The conservative policy wonk is a well-known commodity on Capitol Hill, and Price’s records, both political and financial, will be front and center as the Senate Health, Education, Labor and Pensions Committee mulls his nomination to be health and human services secretary.
Here’s what we’ll be watching for:
What exactly is Price’s vision for the Department of Health and Human Services?
The Roswell Republican hasn’t said a peep publicly about his plans for the sprawling agency of 80,000 employees since he was nominated after Thanksgiving. As head of the department he’ll have broad regulatory authority over everything from healthcare and tobacco to cosmetics and the thousands of undocumented children who have spewed across the Southern border. How familiar is he with the department’s portfolio and how does he plan to run it?
When it comes to the most burning item on the political agenda, tearing down Obamacare and rebuilding a new system in its place, what are his plans? Price over the years was one of the few congressional Republicans to offer his own replacement plan, the Empowering Patients First Act. How much of that proposal will be recycled in a Donald Trump-approved health care alternative? And how closely does Price anticipate working with his soon-to-be ex-House colleagues to fashion that replacement?
How much does Price’s past come back to haunt him?
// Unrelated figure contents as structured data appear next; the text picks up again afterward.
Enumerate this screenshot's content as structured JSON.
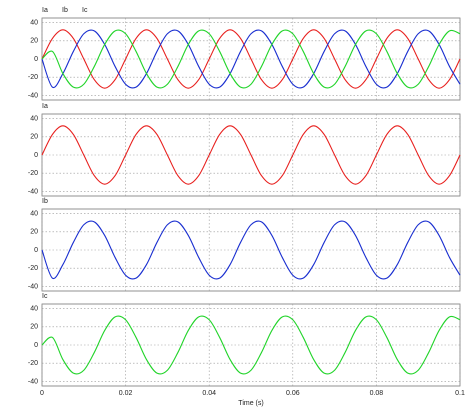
{
  "chart_data": [
    {
      "type": "line",
      "x": [
        0,
        0.0025,
        0.005,
        0.0075,
        0.01,
        0.0125,
        0.015,
        0.0175,
        0.02,
        0.0225,
        0.025,
        0.0275,
        0.03,
        0.0325,
        0.035,
        0.0375,
        0.04,
        0.0425,
        0.045,
        0.0475,
        0.05,
        0.0525,
        0.055,
        0.0575,
        0.06,
        0.0625,
        0.065,
        0.0675,
        0.07,
        0.0725,
        0.075,
        0.0775,
        0.08,
        0.0825,
        0.085,
        0.0875,
        0.09,
        0.0925,
        0.095,
        0.0975,
        0.1
      ],
      "series": [
        {
          "name": "Ia",
          "color": "#e8201e",
          "values": [
            0,
            22.6,
            32,
            22.6,
            0,
            -22.6,
            -32,
            -22.6,
            0,
            22.6,
            32,
            22.6,
            0,
            -22.6,
            -32,
            -22.6,
            0,
            22.6,
            32,
            22.6,
            0,
            -22.6,
            -32,
            -22.6,
            0,
            22.6,
            32,
            22.6,
            0,
            -22.6,
            -32,
            -22.6,
            0,
            22.6,
            32,
            22.6,
            0,
            -22.6,
            -32,
            -22.6,
            0
          ]
        },
        {
          "name": "Ib",
          "color": "#1a2fd0",
          "values": [
            0,
            -30.9,
            -16,
            8.3,
            27.7,
            30.9,
            16,
            -8.3,
            -27.7,
            -30.9,
            -16,
            8.3,
            27.7,
            30.9,
            16,
            -8.3,
            -27.7,
            -30.9,
            -16,
            8.3,
            27.7,
            30.9,
            16,
            -8.3,
            -27.7,
            -30.9,
            -16,
            8.3,
            27.7,
            30.9,
            16,
            -8.3,
            -27.7,
            -30.9,
            -16,
            8.3,
            27.7,
            30.9,
            16,
            -8.3,
            -27.7
          ]
        },
        {
          "name": "Ic",
          "color": "#22d42a",
          "values": [
            0,
            8.3,
            -16,
            -30.9,
            -27.7,
            -8.3,
            16,
            30.9,
            27.7,
            8.3,
            -16,
            -30.9,
            -27.7,
            -8.3,
            16,
            30.9,
            27.7,
            8.3,
            -16,
            -30.9,
            -27.7,
            -8.3,
            16,
            30.9,
            27.7,
            8.3,
            -16,
            -30.9,
            -27.7,
            -8.3,
            16,
            30.9,
            27.7,
            8.3,
            -16,
            -30.9,
            -27.7,
            -8.3,
            16,
            30.9,
            27.7
          ]
        }
      ],
      "xlim": [
        0,
        0.1
      ],
      "xticks": [
        0,
        0.02,
        0.04,
        0.06,
        0.08,
        0.1
      ],
      "ylim": [
        -45,
        45
      ],
      "yticks": [
        40,
        20,
        0,
        -20,
        -40
      ],
      "grid": true
    },
    {
      "type": "line",
      "x": [
        0,
        0.0025,
        0.005,
        0.0075,
        0.01,
        0.0125,
        0.015,
        0.0175,
        0.02,
        0.0225,
        0.025,
        0.0275,
        0.03,
        0.0325,
        0.035,
        0.0375,
        0.04,
        0.0425,
        0.045,
        0.0475,
        0.05,
        0.0525,
        0.055,
        0.0575,
        0.06,
        0.0625,
        0.065,
        0.0675,
        0.07,
        0.0725,
        0.075,
        0.0775,
        0.08,
        0.0825,
        0.085,
        0.0875,
        0.09,
        0.0925,
        0.095,
        0.0975,
        0.1
      ],
      "series": [
        {
          "name": "Ia",
          "color": "#e8201e",
          "values": [
            0,
            22.6,
            32,
            22.6,
            0,
            -22.6,
            -32,
            -22.6,
            0,
            22.6,
            32,
            22.6,
            0,
            -22.6,
            -32,
            -22.6,
            0,
            22.6,
            32,
            22.6,
            0,
            -22.6,
            -32,
            -22.6,
            0,
            22.6,
            32,
            22.6,
            0,
            -22.6,
            -32,
            -22.6,
            0,
            22.6,
            32,
            22.6,
            0,
            -22.6,
            -32,
            -22.6,
            0
          ]
        }
      ],
      "xlim": [
        0,
        0.1
      ],
      "xticks": [
        0,
        0.02,
        0.04,
        0.06,
        0.08,
        0.1
      ],
      "ylim": [
        -45,
        45
      ],
      "yticks": [
        40,
        20,
        0,
        -20,
        -40
      ],
      "grid": true
    },
    {
      "type": "line",
      "x": [
        0,
        0.0025,
        0.005,
        0.0075,
        0.01,
        0.0125,
        0.015,
        0.0175,
        0.02,
        0.0225,
        0.025,
        0.0275,
        0.03,
        0.0325,
        0.035,
        0.0375,
        0.04,
        0.0425,
        0.045,
        0.0475,
        0.05,
        0.0525,
        0.055,
        0.0575,
        0.06,
        0.0625,
        0.065,
        0.0675,
        0.07,
        0.0725,
        0.075,
        0.0775,
        0.08,
        0.0825,
        0.085,
        0.0875,
        0.09,
        0.0925,
        0.095,
        0.0975,
        0.1
      ],
      "series": [
        {
          "name": "Ib",
          "color": "#1a2fd0",
          "values": [
            0,
            -30.9,
            -16,
            8.3,
            27.7,
            30.9,
            16,
            -8.3,
            -27.7,
            -30.9,
            -16,
            8.3,
            27.7,
            30.9,
            16,
            -8.3,
            -27.7,
            -30.9,
            -16,
            8.3,
            27.7,
            30.9,
            16,
            -8.3,
            -27.7,
            -30.9,
            -16,
            8.3,
            27.7,
            30.9,
            16,
            -8.3,
            -27.7,
            -30.9,
            -16,
            8.3,
            27.7,
            30.9,
            16,
            -8.3,
            -27.7
          ]
        }
      ],
      "xlim": [
        0,
        0.1
      ],
      "xticks": [
        0,
        0.02,
        0.04,
        0.06,
        0.08,
        0.1
      ],
      "ylim": [
        -45,
        45
      ],
      "yticks": [
        40,
        20,
        0,
        -20,
        -40
      ],
      "grid": true
    },
    {
      "type": "line",
      "x": [
        0,
        0.0025,
        0.005,
        0.0075,
        0.01,
        0.0125,
        0.015,
        0.0175,
        0.02,
        0.0225,
        0.025,
        0.0275,
        0.03,
        0.0325,
        0.035,
        0.0375,
        0.04,
        0.0425,
        0.045,
        0.0475,
        0.05,
        0.0525,
        0.055,
        0.0575,
        0.06,
        0.0625,
        0.065,
        0.0675,
        0.07,
        0.0725,
        0.075,
        0.0775,
        0.08,
        0.0825,
        0.085,
        0.0875,
        0.09,
        0.0925,
        0.095,
        0.0975,
        0.1
      ],
      "series": [
        {
          "name": "Ic",
          "color": "#22d42a",
          "values": [
            0,
            8.3,
            -16,
            -30.9,
            -27.7,
            -8.3,
            16,
            30.9,
            27.7,
            8.3,
            -16,
            -30.9,
            -27.7,
            -8.3,
            16,
            30.9,
            27.7,
            8.3,
            -16,
            -30.9,
            -27.7,
            -8.3,
            16,
            30.9,
            27.7,
            8.3,
            -16,
            -30.9,
            -27.7,
            -8.3,
            16,
            30.9,
            27.7,
            8.3,
            -16,
            -30.9,
            -27.7,
            -8.3,
            16,
            30.9,
            27.7
          ]
        }
      ],
      "xlim": [
        0,
        0.1
      ],
      "xticks": [
        0,
        0.02,
        0.04,
        0.06,
        0.08,
        0.1
      ],
      "ylim": [
        -45,
        45
      ],
      "yticks": [
        40,
        20,
        0,
        -20,
        -40
      ],
      "grid": true,
      "xlabel": "Time (s)",
      "xtick_labels": true
    }
  ]
}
Democrats haven’t disputed the fact that Price is qualified for the job. They take huge umbrage, however, with his Obamacare replacement plan and past budget proposals that would overhaul entitlement programs such as Medicare and Medicaid. Democrats have been messaging for weeks on how Price’s legislative ideas are “extreme” and “dangerous.” Do we see those themes revived during today’s hearing?
Democrats are also likely to try and exploit policy wedges between Price and his soon-to-be boss. Key areas will be entitlement programs and healthcare. Trump on the campaign trail rejected cutting Social Security benefits and converting Medicare into a voucher system, and the president-elect’s “insurance for everybody” pitch sharply differs from the GOP’s “universal access” pledge. Two players to watch will be Sens. Bernie Sanders and Elizabeth Warren, two of the committee’s most liberal and outspoken members.
How hard do Democrats hit Price on his stock trades?
Senate Minority Leader Chuck Schumer hasn’t been shy to hit Price on his financial history. On Tuesday, the New York Democrat strengthened his rhetoric, telling CNN that Price may have violated the law after a new report highlighted his purchase of stock in a medical device maker shortly before introducing a bill that would have directly aided the company. Just how much do Democrats hit on this theme tomorrow, and do they double-down on calls for an independent ethics investigation? Do they have any specific evidence that suggests Price might have committed insider trading?
We’ll also be watching to see how Price responds to such allegations. The transition team has so far done the defensive work for him, arguing that he never did anything wrong with his stock trades or disclosures. Also, how forcefully do the committee’s Republicans back Price up? Johnny Isakson, the chairman of the Senate Ethics Committee, argues that Price has done nothing wrong. Ditto for Orrin Hatch, R-Utah, the chairman of the powerful Senate Finance Committee, the other panel vetting Price’s nomination. Hatch’s response Tuesday when we asked about Schumer’s latest ethics charges? “Total B.S.”
Has Isakson’s behind-the-scenes work eased the way for Price at all?
Georgia’s senior U.S. senator sits on both the Senate health and finance panels and has positioned himself as Price’s chief block and tackle. He’s been using some of his bipartisan political capital to call around to Democratic senators and personally vouch for Price. And if that approach doesn’t work, Isakson said in a recent interview, Democrats will have to “look me in the eye” if they speak ill of Price during the confirmation hearings. Democrats seem pretty resistant to Price. We’ll see if Isakson was able to convince anyone to keep an open mind.